WMD Equipment: Respirators
First, the best respirator is called a Positive Pressure-Demand Self-Contained Breathing Apparatus (SCBA). Commonly used by Firefighters, it consists of a mask attached to a tank of air through a regulator assembly. Notice that I say best respirator, and not best option. This is because, even though the SCBA offers the greates Protection Factor "PF", it does so at a great weight, space and time penalty.
In most circumstances (those where the hazards are known, there is an adequate supply of oxygen in the air, you are not in a confined space, and you are not working at the seat of the incident immediately post-blast), the best type of respirator is an Air Purifying Full-Face Respirator. All respirators are not created equally.
I do not recommend half-face respirators, because too many things can be absorbed by your eyes, and a mask/goggle ensemble doesn't work. I also don't recommend escape respirators for many reasons. As of this writing, none are certified to resist a WMD environment by a competent authority for any reasonable length of time. How fire resistant are they? How do they address the buildup of Carbon Dioxide that occurs in that bag? And, if they are 'just as effective as current US Military masks', why haven't they replaced them?
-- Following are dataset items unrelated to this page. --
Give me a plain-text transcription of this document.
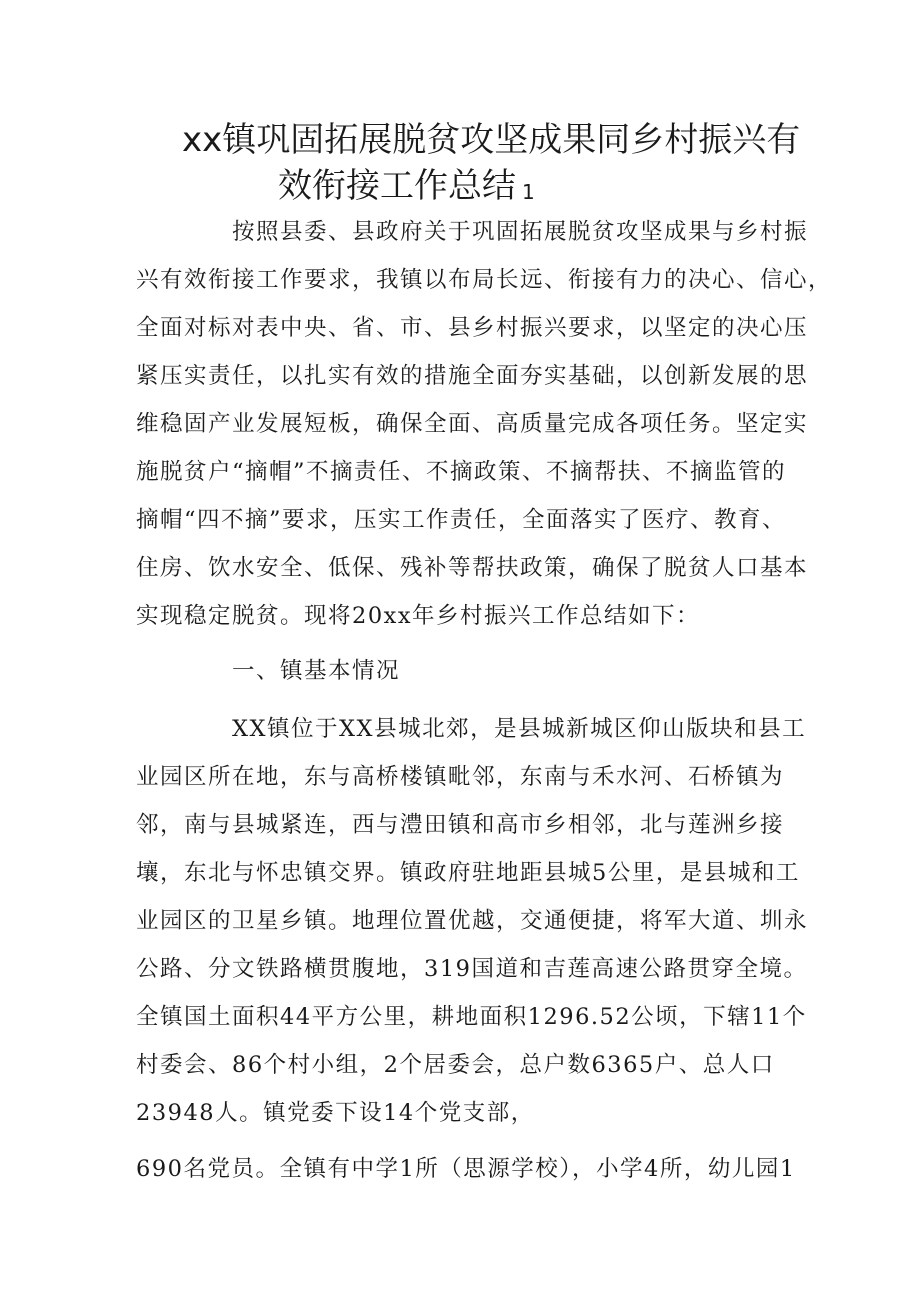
xx镇巩固拓展脱贫攻坚成果同乡村振兴有
效衔接工作总结 $^1$
按照县委、县政府关于巩固拓展脱贫攻坚成果与乡村振
兴有效衔接工作要求，我镇以布局长远、衔接有力的决心、信心，
全面对标对表中央、省、市、县乡村振兴要求，以坚定的决心压
紧压实责任，以扎实有效的措施全面夯实基础，以创新发展的思
维稳固产业发展短板，确保全面、高质量完成各项任务。坚定实
施脱贫户“摘帽”不摘责任、不摘政策、不摘帮扶、不摘监管的
摘帽“四不摘”要求，压实工作责任，全面落实了医疗、教育、
住房、饮水安全、低保、残补等帮扶政策，确保了脱贫人口基本
实现稳定脱贫。现将20xx年乡村振兴工作总结如下：
一、镇基本情况
XX镇位于XX县城北郊，是县城新城区仰山版块和县工
业园区所在地，东与高桥楼镇毗邻，东南与禾水河、石桥镇为
邻，南与县城紧连，西与澧田镇和高市乡相邻，北与莲洲乡接
壤，东北与怀忠镇交界。镇政府驻地距县城5公里，是县城和工
业园区的卫星乡镇。地理位置优越，交通便捷，将军大道、圳永
公路、分文铁路横贯腹地，319国道和吉莲高速公路贯穿全境。
全镇国土面积44平方公里，耕地面积1296.52公顷，下辖11个
村委会、86个村小组，2个居委会，总户数6365户、总人口
23948人。镇党委下设14个党支部，
690名党员。全镇有中学1所（思源学校），小学4所，幼儿园1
After all, they are more inexpensive. Finally, how do they seal around the neck snugly enough to resist WMD Agent entry as I look up and around, but not choke me?
Apparently, others agree, as the CPSC has ordered a recall of one and assisted in the voluntary recall of another escape mask.
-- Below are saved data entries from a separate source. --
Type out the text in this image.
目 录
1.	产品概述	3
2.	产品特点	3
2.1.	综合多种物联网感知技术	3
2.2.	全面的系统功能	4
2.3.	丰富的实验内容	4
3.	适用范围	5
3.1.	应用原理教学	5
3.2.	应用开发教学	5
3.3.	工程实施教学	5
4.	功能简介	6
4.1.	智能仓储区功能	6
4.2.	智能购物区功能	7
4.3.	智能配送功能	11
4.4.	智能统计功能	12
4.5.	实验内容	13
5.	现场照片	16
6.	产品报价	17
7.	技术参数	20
I also highly DO NOT recommend any used respirator. Period. This even extends to new civilian defense masks from Israel, China, Russia, Egypt, Canada or wherever. And especially anything bought off of an Internet Auction site. Why? I could devote an entire article about used respirators, but the biggest reason is this: What are you REALLY getting? You are investing money in an item that MUST protect you against items one micron in diameter. (An average hair on your head is about 50 microns wide.) All plastic items degrade with time, especially in joints and flexed areas. A hole smaller than can be seen with your eye can kill you. Remember, as you breathe in, you create a vaccum as you pull against the resistance of the filter. One teeny dry-rotted hole, and there is a lesser path of resistance.
Secondly, with age, comes obsolescence. That's a fifty-cent term that means the manufacturer stops making parts for the item. For instance, nobody makes a current NBC-rated filter for the M17 series of respirator. And, because there is an active element in the filter system, there are no filters, unopened or otherwise, that will protect you from a WMD attack. This also applies to the other older used masks. That cannister you bought that might have been good in 1980 is dead now.
In closing, don't skimp on a respirator. Buy new, get new filters, and have someone help you learn how to properly use the mask. Like the old vest adage, don't be caught dead with a used mask!